One of my fish just had babies about 2 weeks ago, i'm pretty sure it was one of the Molly's after reading how frisky they are, lol.. anyway, i just had a couple of questions:

I didnt actually see the birth so, how do I tell the difference between males and females so that next time i can save more babies?

and I read something about adding salt to the Molly's tank, now i've seperated the babies and from the fish and I want to know if I should add salt to thier little tank.

alright, well thanks a bunch.


----------



## tikotaz (Nov 20, 2007)

*Your mollies*

When you notice that your molly is pregnant there is a 2 way hatchery that you can get at any pet store, the mother would be on top. This way the babies go down below, it will help you save more of your fry that way. It's just a helpful suggestion, as currently I have a creamsicle molly that is due any day now. I went out and got that, will be putting her into that. Male mollies have bigger fin at the top of head I believe, where the female has a smaller one.


----------



## cocomania (Nov 16, 2007)

Ive always heard that if you look from the top the females are more wider than the males.As for adding salt i would add it since not only are they part brakish it also helps prevent diasease and get healthy fry so yes i would reccomend it.

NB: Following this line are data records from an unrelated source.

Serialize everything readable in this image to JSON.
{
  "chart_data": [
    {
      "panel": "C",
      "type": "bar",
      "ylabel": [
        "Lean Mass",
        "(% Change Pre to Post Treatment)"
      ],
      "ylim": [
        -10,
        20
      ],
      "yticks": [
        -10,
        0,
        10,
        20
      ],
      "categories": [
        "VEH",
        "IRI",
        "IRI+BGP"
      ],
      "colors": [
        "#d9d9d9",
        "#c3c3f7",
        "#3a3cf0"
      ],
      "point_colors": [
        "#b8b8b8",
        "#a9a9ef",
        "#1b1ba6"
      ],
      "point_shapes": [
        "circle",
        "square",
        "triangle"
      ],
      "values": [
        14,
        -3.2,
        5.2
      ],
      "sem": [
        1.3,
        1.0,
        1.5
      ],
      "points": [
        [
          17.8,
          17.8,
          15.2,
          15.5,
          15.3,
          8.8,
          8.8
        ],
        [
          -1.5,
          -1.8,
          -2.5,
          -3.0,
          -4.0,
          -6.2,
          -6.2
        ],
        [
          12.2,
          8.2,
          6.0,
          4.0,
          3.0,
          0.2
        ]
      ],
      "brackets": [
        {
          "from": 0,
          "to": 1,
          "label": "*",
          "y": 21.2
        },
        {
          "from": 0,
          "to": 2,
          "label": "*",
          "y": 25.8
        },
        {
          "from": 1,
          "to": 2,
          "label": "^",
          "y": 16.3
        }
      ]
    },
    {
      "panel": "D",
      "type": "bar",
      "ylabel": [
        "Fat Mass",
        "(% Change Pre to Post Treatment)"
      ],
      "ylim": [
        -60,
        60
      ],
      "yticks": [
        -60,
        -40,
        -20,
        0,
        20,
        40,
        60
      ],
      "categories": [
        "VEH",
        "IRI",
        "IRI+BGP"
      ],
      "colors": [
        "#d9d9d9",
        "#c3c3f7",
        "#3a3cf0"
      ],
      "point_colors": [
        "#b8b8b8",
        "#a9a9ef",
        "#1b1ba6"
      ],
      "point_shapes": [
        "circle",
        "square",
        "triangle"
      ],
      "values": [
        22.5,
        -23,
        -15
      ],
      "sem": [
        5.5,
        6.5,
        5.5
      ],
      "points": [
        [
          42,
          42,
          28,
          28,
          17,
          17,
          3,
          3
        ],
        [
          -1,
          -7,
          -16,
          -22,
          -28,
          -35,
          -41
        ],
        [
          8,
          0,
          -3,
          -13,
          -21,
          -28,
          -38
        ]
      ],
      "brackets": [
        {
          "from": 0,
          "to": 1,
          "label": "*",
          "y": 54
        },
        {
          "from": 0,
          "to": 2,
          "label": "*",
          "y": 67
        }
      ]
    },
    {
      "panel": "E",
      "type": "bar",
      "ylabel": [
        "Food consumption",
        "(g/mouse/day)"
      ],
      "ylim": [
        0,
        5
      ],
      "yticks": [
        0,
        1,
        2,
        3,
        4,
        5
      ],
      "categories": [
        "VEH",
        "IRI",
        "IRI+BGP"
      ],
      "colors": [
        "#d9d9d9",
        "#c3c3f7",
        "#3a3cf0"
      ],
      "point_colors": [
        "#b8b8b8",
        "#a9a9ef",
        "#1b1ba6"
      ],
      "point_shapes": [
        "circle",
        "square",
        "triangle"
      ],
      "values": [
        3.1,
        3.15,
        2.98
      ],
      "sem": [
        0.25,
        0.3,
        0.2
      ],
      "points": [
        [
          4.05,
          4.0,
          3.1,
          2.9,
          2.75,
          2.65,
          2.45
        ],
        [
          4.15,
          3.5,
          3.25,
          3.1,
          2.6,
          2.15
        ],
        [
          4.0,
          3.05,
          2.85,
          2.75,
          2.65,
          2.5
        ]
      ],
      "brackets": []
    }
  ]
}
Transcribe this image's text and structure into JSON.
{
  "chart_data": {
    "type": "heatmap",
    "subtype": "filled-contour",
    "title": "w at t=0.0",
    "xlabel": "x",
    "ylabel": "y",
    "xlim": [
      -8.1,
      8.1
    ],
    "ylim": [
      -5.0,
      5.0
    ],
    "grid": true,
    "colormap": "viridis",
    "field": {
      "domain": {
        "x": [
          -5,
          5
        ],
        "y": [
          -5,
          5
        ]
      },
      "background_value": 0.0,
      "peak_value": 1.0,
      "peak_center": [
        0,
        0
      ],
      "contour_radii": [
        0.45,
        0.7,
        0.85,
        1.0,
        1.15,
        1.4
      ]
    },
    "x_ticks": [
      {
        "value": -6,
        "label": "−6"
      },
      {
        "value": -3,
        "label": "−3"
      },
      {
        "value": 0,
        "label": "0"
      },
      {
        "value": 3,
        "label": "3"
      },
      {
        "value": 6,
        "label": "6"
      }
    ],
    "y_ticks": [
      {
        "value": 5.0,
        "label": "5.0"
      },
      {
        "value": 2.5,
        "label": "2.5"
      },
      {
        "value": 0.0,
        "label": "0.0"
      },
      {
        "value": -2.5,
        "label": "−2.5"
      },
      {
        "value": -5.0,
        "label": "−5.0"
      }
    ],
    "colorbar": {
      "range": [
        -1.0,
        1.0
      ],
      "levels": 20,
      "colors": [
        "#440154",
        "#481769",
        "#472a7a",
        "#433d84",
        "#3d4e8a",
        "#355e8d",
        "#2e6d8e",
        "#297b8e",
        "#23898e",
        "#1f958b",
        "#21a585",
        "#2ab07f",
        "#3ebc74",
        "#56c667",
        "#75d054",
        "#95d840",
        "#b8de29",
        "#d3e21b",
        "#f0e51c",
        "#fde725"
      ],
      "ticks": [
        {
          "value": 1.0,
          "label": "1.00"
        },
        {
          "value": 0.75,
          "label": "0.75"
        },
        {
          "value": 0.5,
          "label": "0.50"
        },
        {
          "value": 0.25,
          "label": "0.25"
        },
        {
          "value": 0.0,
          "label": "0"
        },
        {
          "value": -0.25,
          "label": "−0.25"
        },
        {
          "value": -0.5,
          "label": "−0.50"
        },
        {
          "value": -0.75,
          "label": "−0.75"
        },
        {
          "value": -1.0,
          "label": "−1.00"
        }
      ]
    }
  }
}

P.S good luck with the fry.:fun:


----------



## Ice Prince (Jun 15, 2007)

males have a modified anal fin called a gonopodium (i believe thats how you spell it). females anal fin looks like a fan the males dont.


----------



## flamingo (Nov 5, 2005)

tuX said:


> and I read something about adding salt to the Molly's tank, now i've seperated the babies and from the fish and I want to know if I should add salt to thier little tank.


Just leave them be. "Most" mollies will live in freshwater to saltwater, but they do just about the same in each condition. Saltwater tends to slow down their birthing rate, but increases the amount of fry each time.


----------



## Ice Prince (Jun 15, 2007)

really? i've never heard that before flamingo. hmm...im going to check into that some more.


----------